Kiedy rok temu Daewoo-FSO rozpoczynało montaż Matiza, a Centrum Daewoo jego sprzedaż, zarówno dziennikarze, jak i klienci ze zdumieniem stwierdzili, że żadna z czterech wersji wyposażeniowych tego auta, nawet najbogatsza – Top, nie ma dzielonej tylnej kanapy. Kierownictwo Żerania obiecało jednak, że po uruchomieniu produkcji Matiza w systemie CKD, dzielone tylne siedzenie będzie jedną z pierwszych innowacji wprowadzonych do tego samochodu. Słowa dotrzymano.
W styczniu otrzymaliśmy do testu jedno z pierwszych aut nowej żerańskiej serii, Matiza Joy w kolorze zielonym z dzieloną tylną kanapą właśnie, produkowaną już w Polsce. Ale to nie jedyne rodzime części w tym samochodzie.

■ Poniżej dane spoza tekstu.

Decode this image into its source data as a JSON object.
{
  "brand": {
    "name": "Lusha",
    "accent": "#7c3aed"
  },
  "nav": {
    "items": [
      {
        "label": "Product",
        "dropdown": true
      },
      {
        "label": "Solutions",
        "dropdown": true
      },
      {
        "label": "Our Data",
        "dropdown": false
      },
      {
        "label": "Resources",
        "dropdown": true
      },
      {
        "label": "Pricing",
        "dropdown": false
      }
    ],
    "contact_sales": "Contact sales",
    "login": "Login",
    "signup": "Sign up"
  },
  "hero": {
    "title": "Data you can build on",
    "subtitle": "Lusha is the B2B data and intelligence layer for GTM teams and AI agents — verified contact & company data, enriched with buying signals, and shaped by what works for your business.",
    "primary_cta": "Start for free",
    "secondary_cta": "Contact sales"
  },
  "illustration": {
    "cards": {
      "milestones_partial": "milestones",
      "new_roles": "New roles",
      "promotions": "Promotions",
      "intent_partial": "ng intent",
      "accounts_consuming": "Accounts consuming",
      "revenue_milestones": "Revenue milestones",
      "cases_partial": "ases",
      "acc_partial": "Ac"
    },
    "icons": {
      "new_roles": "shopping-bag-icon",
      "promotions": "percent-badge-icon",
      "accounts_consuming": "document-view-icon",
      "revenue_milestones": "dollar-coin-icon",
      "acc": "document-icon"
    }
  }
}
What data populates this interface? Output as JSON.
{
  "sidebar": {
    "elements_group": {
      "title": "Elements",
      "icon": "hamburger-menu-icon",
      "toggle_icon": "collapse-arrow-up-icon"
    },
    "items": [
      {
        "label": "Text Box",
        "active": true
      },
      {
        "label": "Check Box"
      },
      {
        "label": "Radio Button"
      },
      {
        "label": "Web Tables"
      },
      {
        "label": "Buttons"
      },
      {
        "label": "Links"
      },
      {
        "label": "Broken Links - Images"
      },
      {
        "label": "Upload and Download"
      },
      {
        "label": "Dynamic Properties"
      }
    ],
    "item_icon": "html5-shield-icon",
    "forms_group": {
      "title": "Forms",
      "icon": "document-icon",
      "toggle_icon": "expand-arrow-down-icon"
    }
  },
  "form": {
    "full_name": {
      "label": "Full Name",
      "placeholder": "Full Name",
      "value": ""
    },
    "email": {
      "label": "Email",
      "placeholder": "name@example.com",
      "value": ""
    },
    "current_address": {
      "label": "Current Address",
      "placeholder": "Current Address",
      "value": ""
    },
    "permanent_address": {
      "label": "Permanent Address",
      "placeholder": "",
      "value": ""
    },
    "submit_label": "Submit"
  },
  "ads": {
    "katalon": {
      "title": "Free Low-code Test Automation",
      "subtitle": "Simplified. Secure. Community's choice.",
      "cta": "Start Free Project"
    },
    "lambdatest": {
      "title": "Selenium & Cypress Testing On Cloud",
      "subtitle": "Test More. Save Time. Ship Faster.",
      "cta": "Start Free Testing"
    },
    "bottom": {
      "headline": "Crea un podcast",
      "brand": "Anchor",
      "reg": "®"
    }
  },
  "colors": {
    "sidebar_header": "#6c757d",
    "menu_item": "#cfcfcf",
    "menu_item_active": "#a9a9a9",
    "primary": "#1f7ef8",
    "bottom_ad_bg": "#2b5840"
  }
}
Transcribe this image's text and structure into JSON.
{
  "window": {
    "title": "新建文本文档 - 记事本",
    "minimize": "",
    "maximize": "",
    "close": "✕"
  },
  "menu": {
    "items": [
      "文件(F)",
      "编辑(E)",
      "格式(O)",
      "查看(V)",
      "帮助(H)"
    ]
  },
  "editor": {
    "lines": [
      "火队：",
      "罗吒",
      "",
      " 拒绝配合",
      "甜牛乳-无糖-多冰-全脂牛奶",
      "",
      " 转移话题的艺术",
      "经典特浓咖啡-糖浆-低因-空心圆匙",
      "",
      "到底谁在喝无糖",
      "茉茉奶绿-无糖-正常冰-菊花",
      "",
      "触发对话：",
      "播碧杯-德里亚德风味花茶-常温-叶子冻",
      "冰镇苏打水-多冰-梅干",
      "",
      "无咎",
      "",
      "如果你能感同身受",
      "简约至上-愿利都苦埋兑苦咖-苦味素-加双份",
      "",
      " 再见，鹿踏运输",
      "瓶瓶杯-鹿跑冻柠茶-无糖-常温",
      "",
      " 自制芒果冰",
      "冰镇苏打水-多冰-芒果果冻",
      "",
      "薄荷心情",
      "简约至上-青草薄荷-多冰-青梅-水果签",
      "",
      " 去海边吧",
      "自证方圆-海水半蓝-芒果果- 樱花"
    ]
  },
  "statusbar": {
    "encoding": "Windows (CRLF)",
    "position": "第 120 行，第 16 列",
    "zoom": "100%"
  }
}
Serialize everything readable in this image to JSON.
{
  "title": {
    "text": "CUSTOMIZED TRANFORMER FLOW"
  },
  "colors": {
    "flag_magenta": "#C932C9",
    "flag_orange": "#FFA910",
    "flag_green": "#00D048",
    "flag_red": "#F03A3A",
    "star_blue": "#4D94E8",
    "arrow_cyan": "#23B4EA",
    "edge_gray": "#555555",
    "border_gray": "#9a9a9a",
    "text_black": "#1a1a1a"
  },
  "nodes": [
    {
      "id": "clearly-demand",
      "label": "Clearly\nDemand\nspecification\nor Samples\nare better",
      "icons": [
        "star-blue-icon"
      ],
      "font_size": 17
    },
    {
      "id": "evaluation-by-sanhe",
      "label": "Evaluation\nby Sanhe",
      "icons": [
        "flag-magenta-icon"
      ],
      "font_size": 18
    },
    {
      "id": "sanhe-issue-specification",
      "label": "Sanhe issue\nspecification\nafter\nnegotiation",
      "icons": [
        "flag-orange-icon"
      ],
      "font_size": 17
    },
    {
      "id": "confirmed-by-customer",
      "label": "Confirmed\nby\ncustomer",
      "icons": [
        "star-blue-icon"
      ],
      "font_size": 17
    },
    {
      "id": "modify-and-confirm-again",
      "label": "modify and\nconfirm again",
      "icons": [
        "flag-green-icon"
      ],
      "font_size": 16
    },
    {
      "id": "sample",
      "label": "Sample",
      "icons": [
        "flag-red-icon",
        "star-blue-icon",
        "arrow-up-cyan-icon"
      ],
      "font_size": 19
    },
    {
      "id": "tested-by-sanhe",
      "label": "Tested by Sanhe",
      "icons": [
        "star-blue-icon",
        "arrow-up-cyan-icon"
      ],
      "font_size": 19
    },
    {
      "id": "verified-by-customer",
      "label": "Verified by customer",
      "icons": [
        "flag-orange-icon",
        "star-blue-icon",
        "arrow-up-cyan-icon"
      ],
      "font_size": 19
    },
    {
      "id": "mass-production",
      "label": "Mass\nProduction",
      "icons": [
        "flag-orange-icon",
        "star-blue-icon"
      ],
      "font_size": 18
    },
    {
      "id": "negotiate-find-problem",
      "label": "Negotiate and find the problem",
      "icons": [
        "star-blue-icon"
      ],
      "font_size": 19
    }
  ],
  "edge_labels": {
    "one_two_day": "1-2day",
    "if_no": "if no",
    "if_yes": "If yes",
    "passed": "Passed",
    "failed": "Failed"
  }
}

Z Ełku pochodzą wiązki elektryczne, z warszawskiego Annopola – deski rozdzielcze i boczki tapicerskie. Tam też montowane są koła z polskimi już oponami. Ten Matiz miał akurat ogumienie z olsztyńskiego Stomilu, ale na pierwsze wyposażenie zakładane są także opony z Dębicy. Z Ciechanowa pochodzi przednie zawieszenie, zbiorniki paliwa i zestawy wskaźników, Siedlce wytwarzają tylne osie. Siedzenia powstają, oczywiście, w Grójcu.
Daewoo-FSO zakłada, że do końca tego roku krajowi producenci będą dostarczali 70% części do montażu Matiza. Krótka, kilkusetkilometrowa zaledwie jazda żerańskim autem pozwoliła nam jednak stwierdzić przede wszystkim, że na polskich oponach Matiz czuje się znacznie pewniej na drodze. Jest też wyraźnie cichszy. Może to zasługa naszych materiałów izolacyjnych. Wypada bowiem przypomnieć, że od jesieni ub.r. nadwozie Matiza jest spawane, uszczelniane, zabezpieczane antykorozyjnie, lakierowane i wygłuszane na Żeraniu.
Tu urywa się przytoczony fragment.